The Company intends to use the net proceeds from the Offering and the underwriters’ exercise of the Overallotment Option, together with drawings under its revolving credit facility and/or cash on hand, to purchase from the Company’s subsidiary Williams Partners L.P. (“WPZ”) up to 16,360,133 additional common units representing limited partner interests in WPZ (“WPZ Common Units”) in connection with WPZ’s previously announced acquisition of Caiman Eastern Midstream, LLC from Caiman Energy, LLC (the “Caiman Acquisition”).
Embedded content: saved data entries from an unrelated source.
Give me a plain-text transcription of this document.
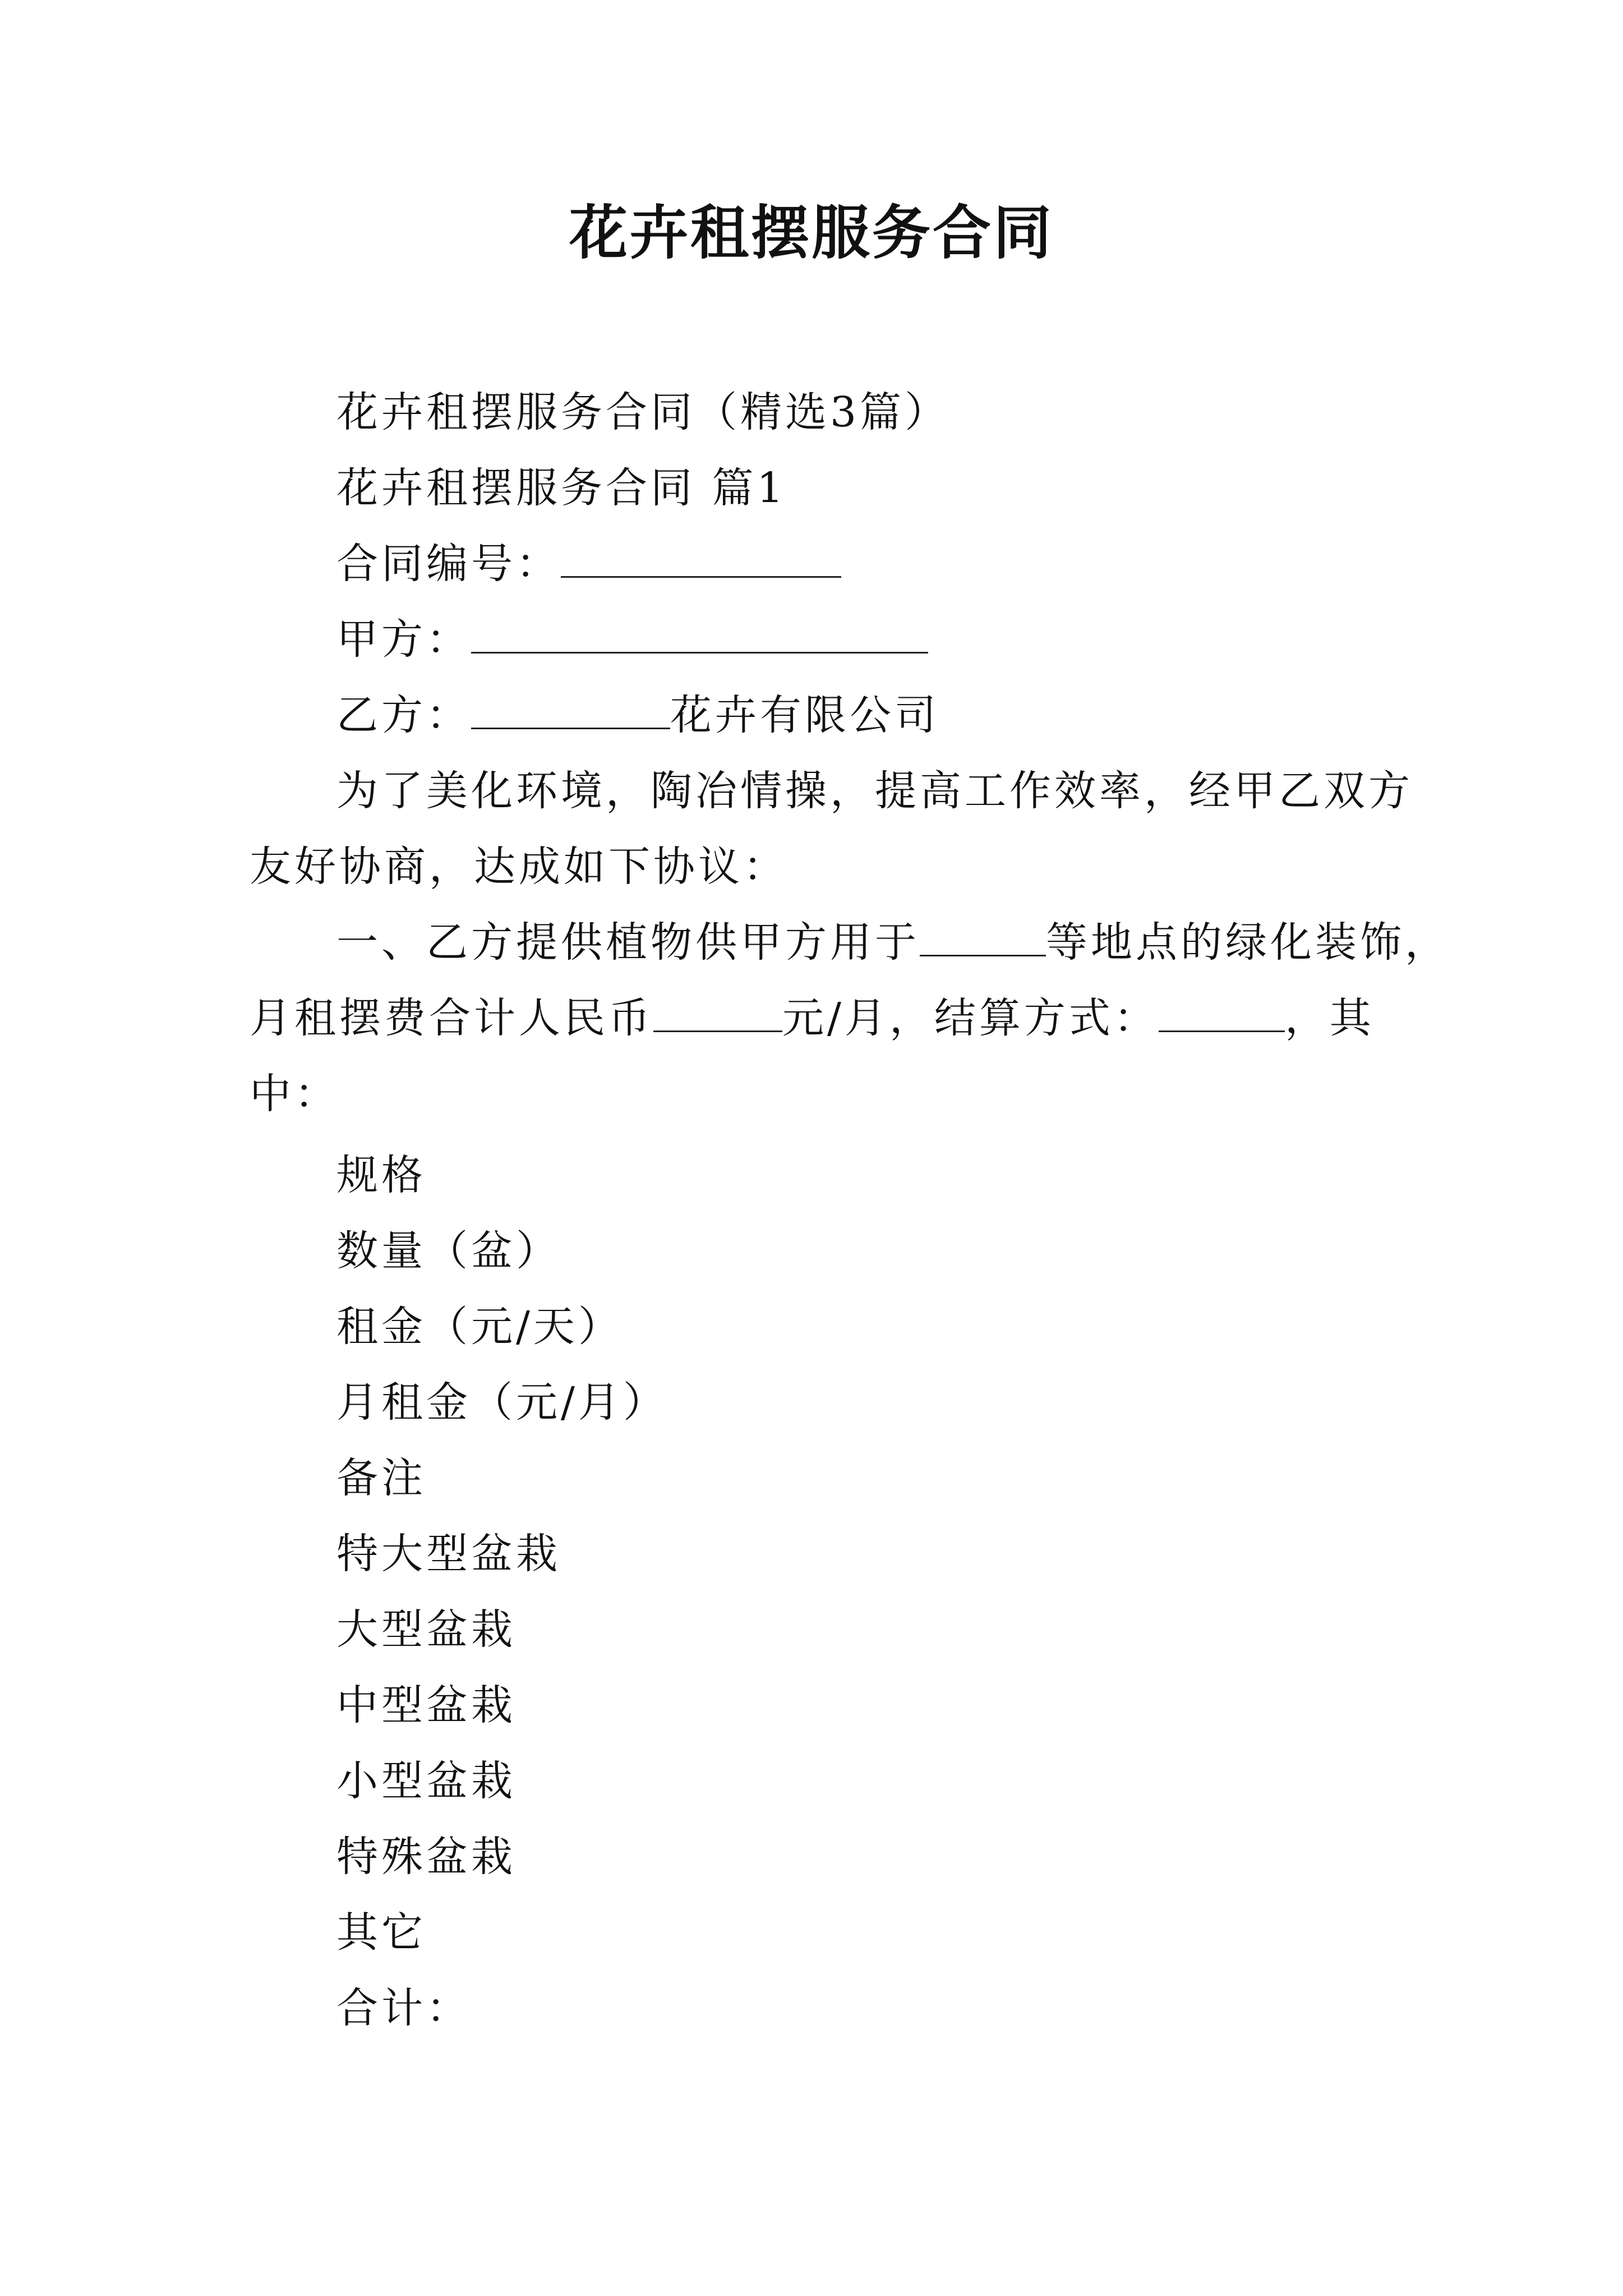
花卉租摆服务合同
花卉租摆服务合同（精选3篇）
花卉租摆服务合同 篇1
合同编号：
甲方：
乙方：	花卉有限公司
为了美化环境，陶冶情操，提高工作效率，经甲乙双方
友好协商，达成如下协议：
一、乙方提供植物供甲方用于	等地点的绿化装饰，
月租摆费合计人民币	元/月，结算方式：	，其
中：
规格
数量（盆）
租金（元/天）
月租金（元/月）
备注
特大型盆栽
大型盆栽
中型盆栽
小型盆栽
特殊盆栽
其它
合计：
Any such net proceeds not used to purchase additional WPZ Common Units in connection with the Caiman Acquisition will be used for general corporate purposes.

Item 9.01. Financial Statements and Exhibits.

(d) Exhibits.

 

Exhibit No.

  

Description

1.1    Underwriting Agreement, dated March 29, 2012, by and among The Williams Companies, Inc., and Barclays Capital Inc., Citigroup Global Markets Inc., UBS Securities LLC, Deutsche Bank Securities, Inc. and J.P. Morgan Securities LLC, as representatives of the underwriters named in Schedule 1 thereto.
5.1    Opinion of Gibson, Dunn & Crutcher LLP.
99.1    Press release dated March 29, 2012.
99.2    Press release dated March 29, 2012.


SIGNATURE

Pursuant to the requirements of the Securities Exchange Act of 1934, the registrant has duly caused this report to be signed on its behalf by the undersigned hereunto duly authorized.

 

THE WILLIAMS COMPANIES, INC.
By:   /s/ Sarah C. Miller
 

Sarah C. Miller

Assistant General Counsel and Corporate Secretary

DATED: April 2, 2012


EXHIBIT INDEX

 

Exhibit No.

  

Description

1.1    Underwriting Agreement, dated March 29, 2012, by and among The Williams Companies, Inc., and Barclays Capital Inc., Citigroup Global Markets Inc., UBS Securities LLC, Deutsche Bank Securities, Inc. and J.P. Morgan Securities LLC, as representatives of the underwriters named in Schedule 1 thereto.
5.1    Opinion of Gibson, Dunn & Crutcher LLP.
99.1    Press release dated March 29, 2012.
99.2    Press release dated March 29, 2012.